佛于诸经中常说:妄说一切法空者,必堕地狱。且举密宗经典《楞严经》卷八中佛语为证:

琉璃大王、善星比丘:琉璃为诛瞿昙族姓,善星妄说一切法空,生身陷入阿鼻地狱。……若沉心中,有谤大乘、毁佛禁戒、诳妄说法、虚贪信施、滥膺恭敬、五逆十重,更生十方阿鼻地狱。(《大正藏》19-143上)

如是,《楞严经》中,处处宣说阴处界虚妄不实,见闻知觉性等皆以业种贪爱等过去世因,而由如来藏中出生;依如来藏之不生灭性而夜夜灭已、晨晨复现,世世灭已、生生复现,故言见闻觉知等性「非生灭、非不生灭」,「本如来藏妙真如性」故,依如来藏而可永远「灭后继续现前」故。若离如来藏法,纯就见闻知觉性而言,乃是生灭法;若依如来藏之常住而可常令见闻等性继续灭后再现以言,则见闻知觉性等亦得言非生灭性,以如来藏常住不灭故言见闻知觉性常住不灭;是故非可外于如来藏而言见闻知觉性常住不灭也,故言阴界入等性皆是如来藏所含藏之局部体性--此等七转识之体性皆由如来藏所含藏,亦属如来藏之局部体性故。由是正理,故《楞严经》令学人须觅如来藏--知见无见、斯即涅盘无漏真净--须于见闻觉知之际寻觅一切时中恒离见闻觉知之如来藏;若有人真能了知及亲见「从来无见之心」,斯即涅盘无漏真净,即是「本来自性清净涅盘」。

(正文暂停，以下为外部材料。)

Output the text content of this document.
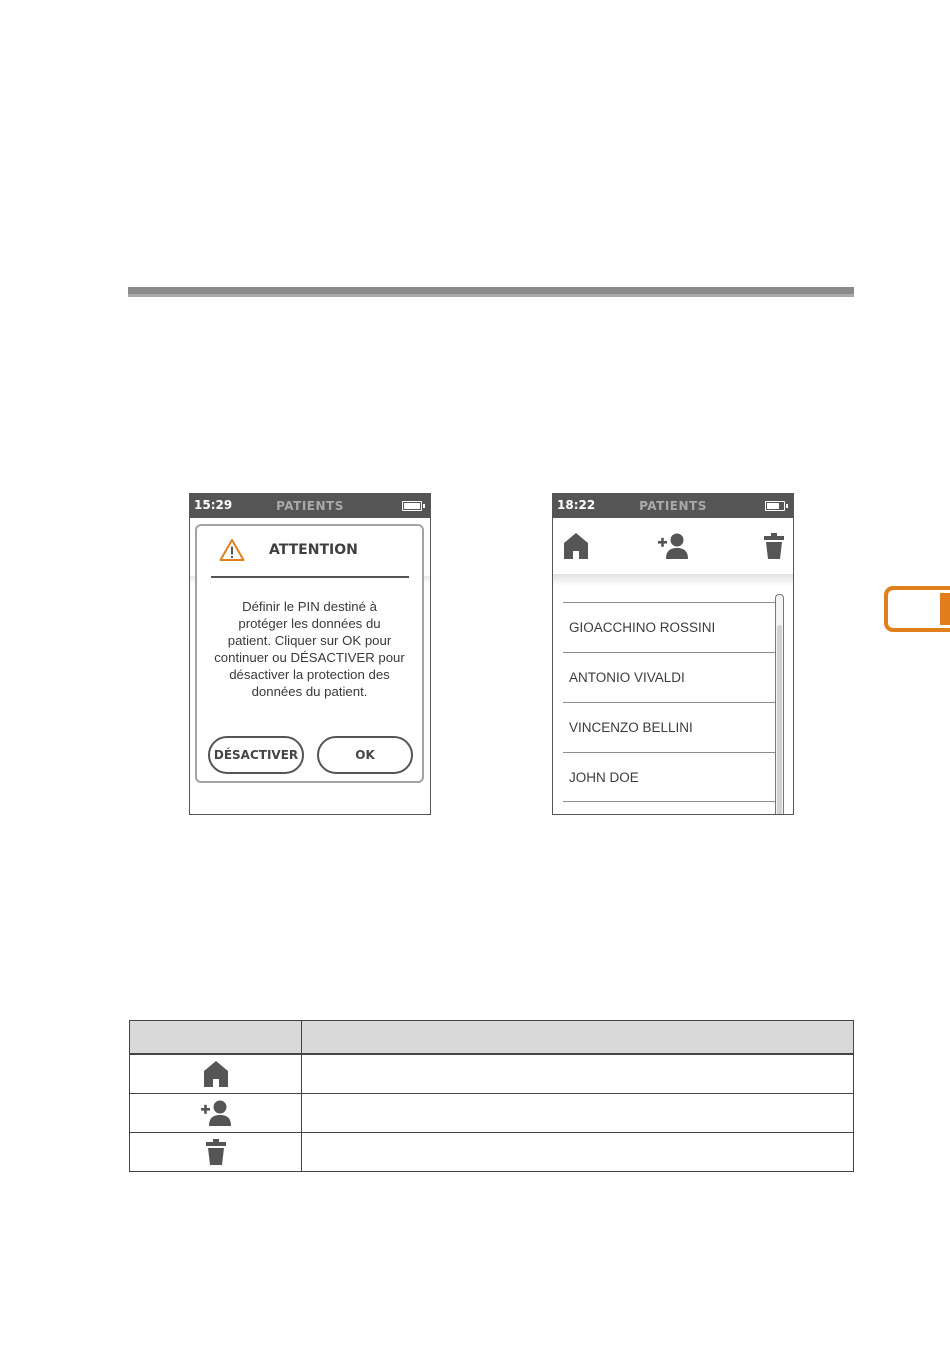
15:29	PATIENTS
ATTENTION
Définir le PIN destiné à
protéger les données du
patient. Cliquer sur OK pour
continuer ou DÉSACTIVER pour
désactiver la protection des
données du patient.
DÉSACTIVER	OK
18:22	PATIENTS
GIOACCHINO ROSSINI
ANTONIO VIVALDI
VINCENZO BELLINI
JOHN DOE
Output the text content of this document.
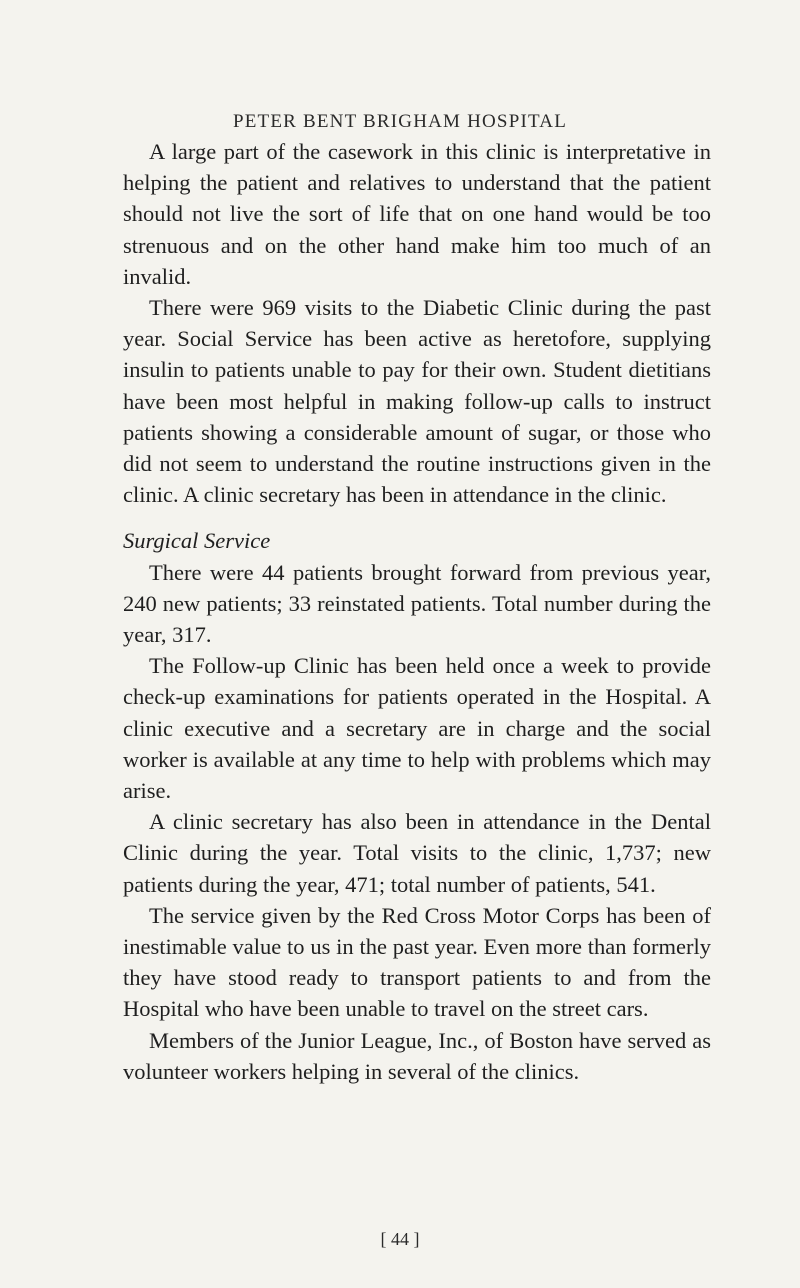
PETER BENT BRIGHAM HOSPITAL

A large part of the casework in this clinic is interpretative in helping the patient and relatives to understand that the patient should not live the sort of life that on one hand would be too strenuous and on the other hand make him too much of an invalid.

There were 969 visits to the Diabetic Clinic during the past year. Social Service has been active as heretofore, supplying insulin to patients unable to pay for their own. Student dietitians have been most helpful in making follow-up calls to instruct patients showing a considerable amount of sugar, or those who did not seem to understand the routine instructions given in the clinic. A clinic secretary has been in attendance in the clinic.

Surgical Service

There were 44 patients brought forward from previous year, 240 new patients; 33 reinstated patients. Total number during the year, 317.

The Follow-up Clinic has been held once a week to provide check-up examinations for patients operated in the Hospital. A clinic executive and a secretary are in charge and the social worker is available at any time to help with problems which may arise.

A clinic secretary has also been in attendance in the Dental Clinic during the year. Total visits to the clinic, 1,737; new patients during the year, 471; total number of patients, 541.

The service given by the Red Cross Motor Corps has been of inestimable value to us in the past year. Even more than formerly they have stood ready to transport patients to and from the Hospital who have been unable to travel on the street cars.

Members of the Junior League, Inc., of Boston have served as volunteer workers helping in several of the clinics.

[ 44 ]
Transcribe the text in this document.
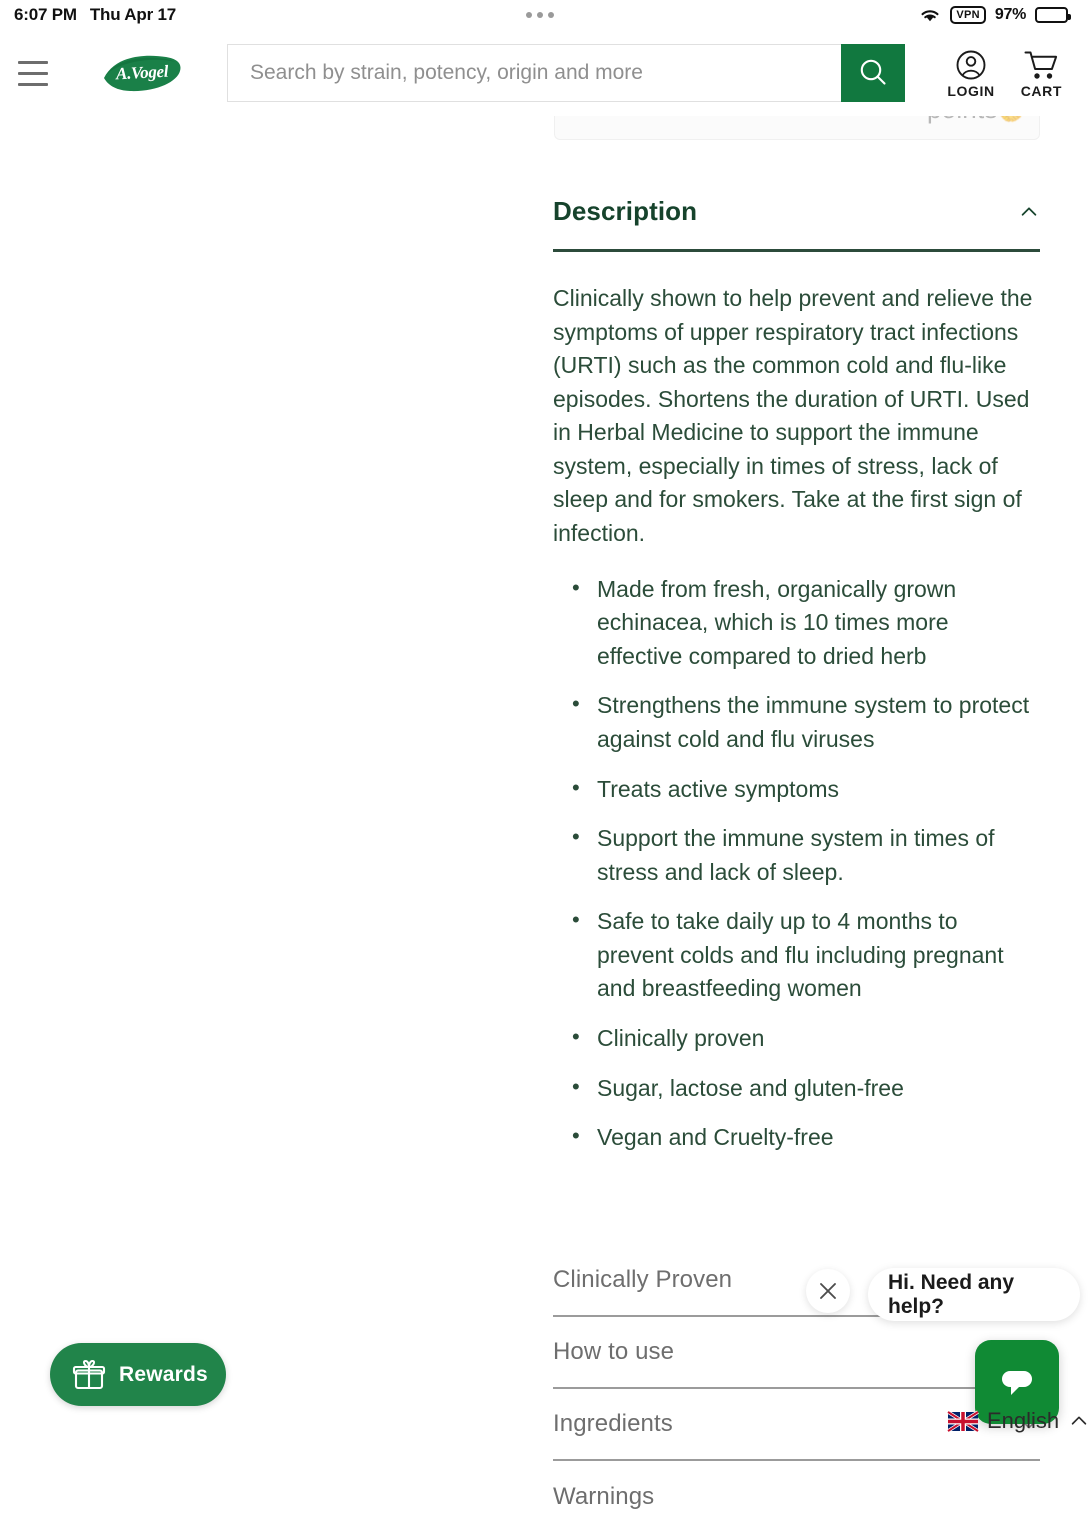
6:07 PM Thu Apr 17	VPN 97%
A.Vogel
Search by strain, potency, origin and more
LOGIN CART
Description

Clinically shown to help prevent and relieve the symptoms of upper respiratory tract infections (URTI) such as the common cold and flu-like episodes. Shortens the duration of URTI. Used in Herbal Medicine to support the immune system, especially in times of stress, lack of sleep and for smokers. Take at the first sign of infection.

• Made from fresh, organically grown echinacea, which is 10 times more effective compared to dried herb
• Strengthens the immune system to protect against cold and flu viruses
• Treats active symptoms
• Support the immune system in times of stress and lack of sleep.
• Safe to take daily up to 4 months to prevent colds and flu including pregnant and breastfeeding women
• Clinically proven
• Sugar, lactose and gluten-free
• Vegan and Cruelty-free
Clinically Proven
How to use
Ingredients
Warnings
Rewards
Hi. Need any help?
English
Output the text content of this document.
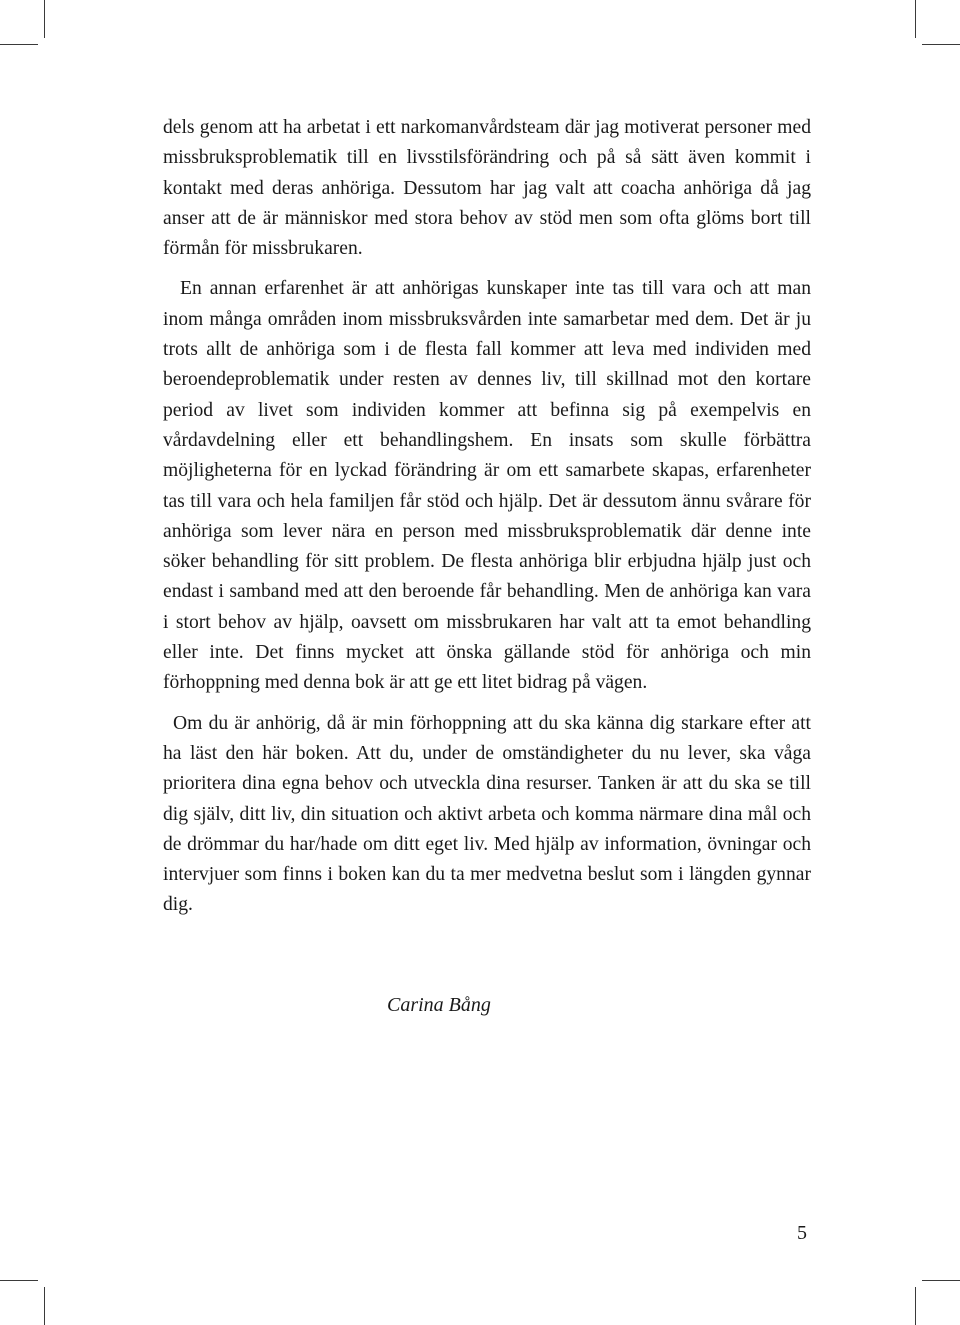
dels genom att ha arbetat i ett narkomanvårdsteam där jag motiverat personer med missbruksproblematik till en livsstilsförändring och på så sätt även kommit i kontakt med deras anhöriga. Dessutom har jag valt att coacha anhöriga då jag anser att de är människor med stora behov av stöd men som ofta glöms bort till förmån för missbrukaren.

En annan erfarenhet är att anhörigas kunskaper inte tas till vara och att man inom många områden inom missbruksvården inte samarbetar med dem. Det är ju trots allt de anhöriga som i de flesta fall kommer att leva med individen med beroendeproblematik under resten av dennes liv, till skillnad mot den kortare period av livet som individen kommer att befinna sig på exempelvis en vårdavdelning eller ett behandlingshem. En insats som skulle förbättra möjligheterna för en lyckad förändring är om ett samarbete skapas, erfarenheter tas till vara och hela familjen får stöd och hjälp. Det är dessutom ännu svårare för anhöriga som lever nära en person med missbruksproblematik där denne inte söker behandling för sitt problem. De flesta anhöriga blir erbjudna hjälp just och endast i samband med att den beroende får behandling. Men de anhöriga kan vara i stort behov av hjälp, oavsett om missbrukaren har valt att ta emot behandling eller inte. Det finns mycket att önska gällande stöd för anhöriga och min förhoppning med denna bok är att ge ett litet bidrag på vägen.

Om du är anhörig, då är min förhoppning att du ska känna dig starkare efter att ha läst den här boken. Att du, under de omständigheter du nu lever, ska våga prioritera dina egna behov och utveckla dina resurser. Tanken är att du ska se till dig själv, ditt liv, din situation och aktivt arbeta och komma närmare dina mål och de drömmar du har/hade om ditt eget liv. Med hjälp av information, övningar och intervjuer som finns i boken kan du ta mer medvetna beslut som i längden gynnar dig.

Carina Bång
5
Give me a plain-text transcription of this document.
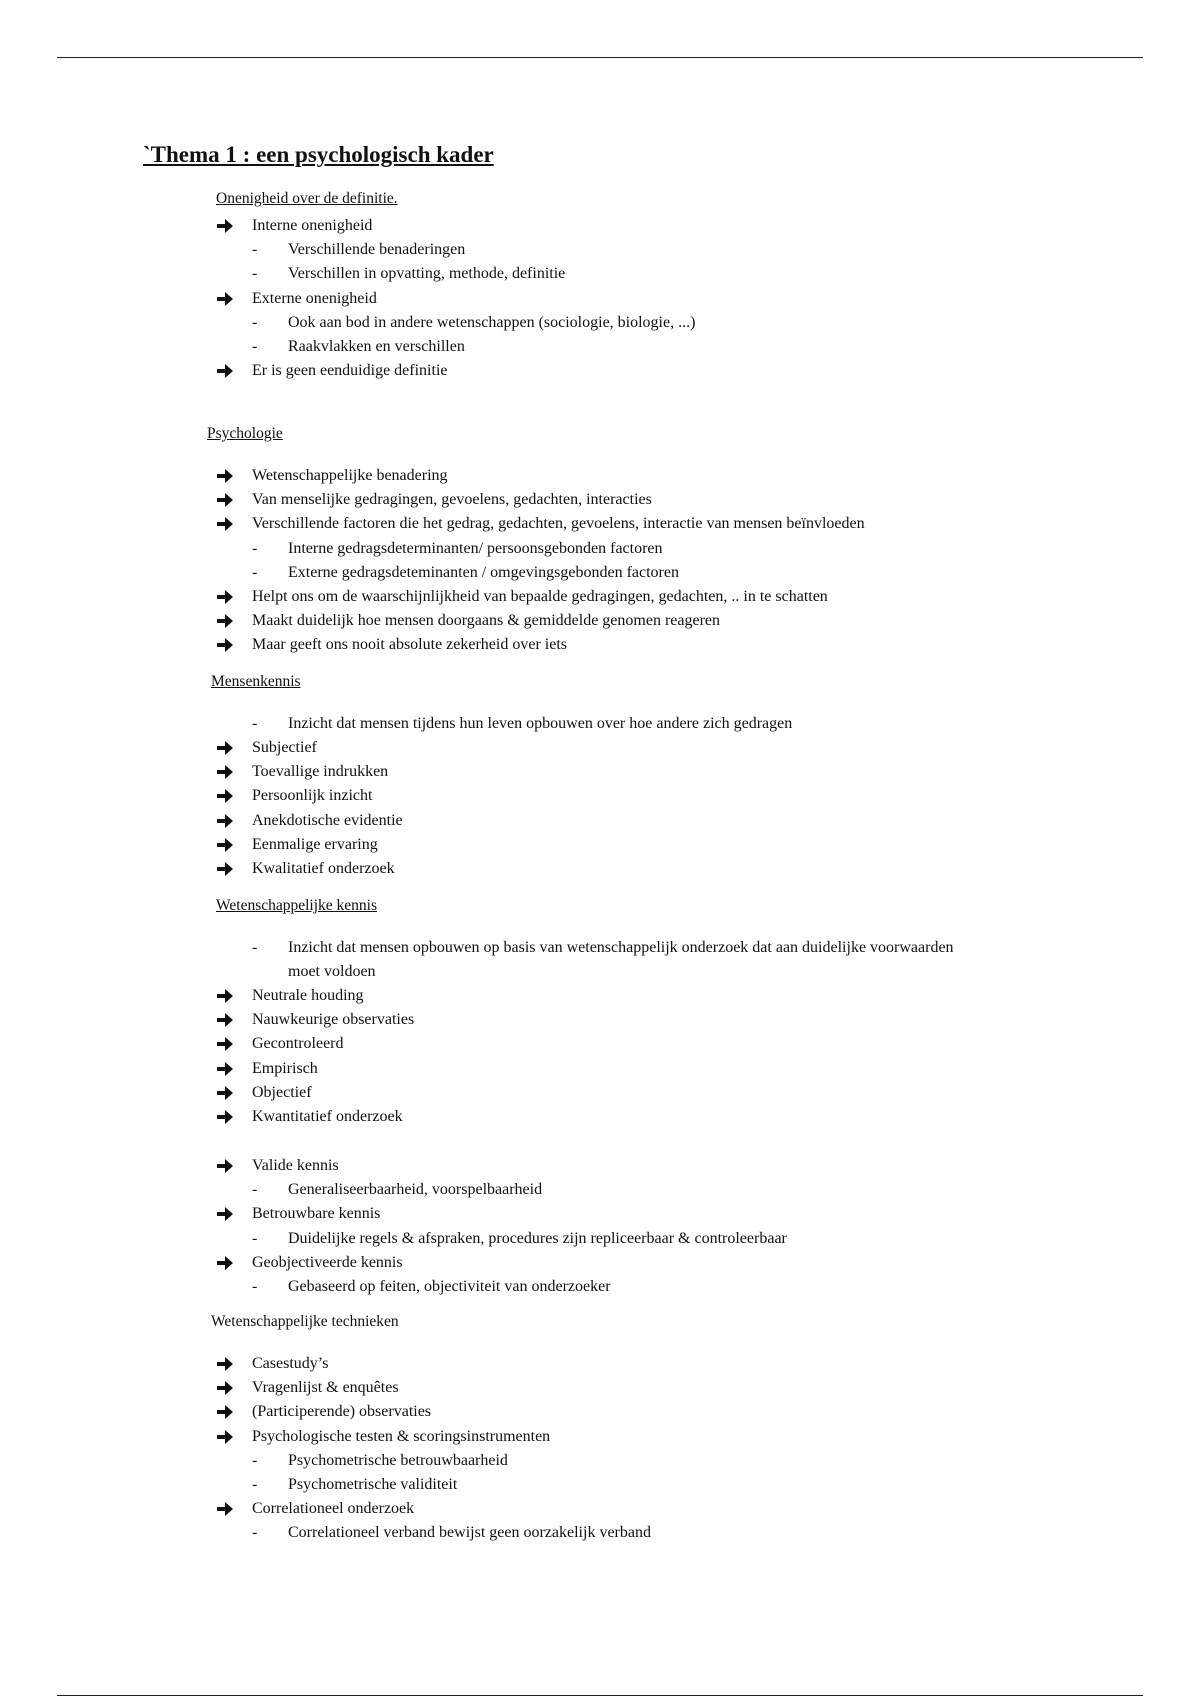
`Thema 1 : een psychologisch kader
Onenigheid over de definitie.
Interne onenigheid
- Verschillende benaderingen
- Verschillen in opvatting, methode, definitie
Externe onenigheid
- Ook aan bod in andere wetenschappen (sociologie, biologie, ...)
- Raakvlakken en verschillen
Er is geen eenduidige definitie
Psychologie
Wetenschappelijke benadering
Van menselijke gedragingen, gevoelens, gedachten, interacties
Verschillende factoren die het gedrag, gedachten, gevoelens, interactie van mensen beïnvloeden
- Interne gedragsdeterminanten/ persoonsgebonden factoren
- Externe gedragsdeteminanten / omgevingsgebonden factoren
Helpt ons om de waarschijnlijkheid van bepaalde gedragingen, gedachten, .. in te schatten
Maakt duidelijk hoe mensen doorgaans & gemiddelde genomen reageren
Maar geeft ons nooit absolute zekerheid over iets
Mensenkennis
- Inzicht dat mensen tijdens hun leven opbouwen over hoe andere zich gedragen
Subjectief
Toevallige indrukken
Persoonlijk inzicht
Anekdotische evidentie
Eenmalige ervaring
Kwalitatief onderzoek
Wetenschappelijke kennis
- Inzicht dat mensen opbouwen op basis van wetenschappelijk onderzoek dat aan duidelijke voorwaarden
moet voldoen
Neutrale houding
Nauwkeurige observaties
Gecontroleerd
Empirisch
Objectief
Kwantitatief onderzoek
Valide kennis
- Generaliseerbaarheid, voorspelbaarheid
Betrouwbare kennis
- Duidelijke regels & afspraken, procedures zijn repliceerbaar & controleerbaar
Geobjectiveerde kennis
- Gebaseerd op feiten, objectiviteit van onderzoeker
Wetenschappelijke technieken
Casestudy’s
Vragenlijst & enquêtes
(Participerende) observaties
Psychologische testen & scoringsinstrumenten
- Psychometrische betrouwbaarheid
- Psychometrische validiteit
Correlationeel onderzoek
- Correlationeel verband bewijst geen oorzakelijk verband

然密宗诸应成派中观学人闻佛所说,不解佛旨,却将《般若经》加以断章取义,遮除如来藏「非心心、无心相心、不念心……」等佛语,而言蕴处界等一切法空,空已,其「空无」常存,故「空无」之性不生不灭,故以一切法空作为佛所说之正法。如是堕于断灭空中,却来诬指已证 佛之真义之如来藏学说、为同于外道梵我神我思想,乃至运用政治手段而消灭他宗他派。此即密宗黄教号称最究竟、冠于一切宗派之应成派中观之邪见也。

密宗应成派中观师--如古天竺之月称、智军…等人,及西藏之阿底峡、宗喀巴、克主杰、土观、今之达赖及印顺等--皆是如此力破第八识如来藏,妄言为方便施设,诬言为 佛所未曾说者;如是否定第八识如来藏已,妄说一切法空即是般若。宗喀巴及历代达赖…等人,乃至因此而说第三转法轮之唯识诸经为不了义说(详宗喀巴之《辨了不了义善说藏论、菩提道次第略论…》等书)。印顺法师于其著作中亦处处如是宣示,完全以密宗之应成派中观作为其中心思想,故说印顺表相虽是显教,其实本质亦是密宗,其法唯是密宗之应成派中观邪见故,若除去其「密宗之应成派中观见」,则印顺即无任何思想之可言故。

密宗之应成派一切中观师,秉于天竺月称、寂天……等人所流传至今之断见邪见,堕于一切法空之中,不立自宗而破他宗他派之一切法,以为自宗之法是佛教中之最究竟法,如阿底峡之作如是言,可知其意也:《《月称则主张:真理离言,虽有喻可譬,却无因可立。所以自宗不设特定的比量,仅是权巧借用敌宗为因,来论破敌方,令其悟解自宗的立场。》》(6-52)

然而应成派诸中观师悉堕于一切法空之邪见中,同于外道断见论者,而悉不能自知已堕于邪见之中,乃更标榜自宗为最究竟法,于与他宗论义之时,便皆取他宗之义而随言破之。乃至对于真正究竟了义之第八识法,亦予认定为外道法而破斥之。如是作为,乃是藉佛法名词、以外道见而破真正之佛法;只因显教中暂无真正证得道种智之大善知识,故令应成派中观之邪见荼毒佛教诸修行者达千年之久。今时既已有人知之,便应辨析其理之邪谬处,令大众知悉其谬,而免后世之学人再堕于应成派中观之一切法空「兔无角论」中。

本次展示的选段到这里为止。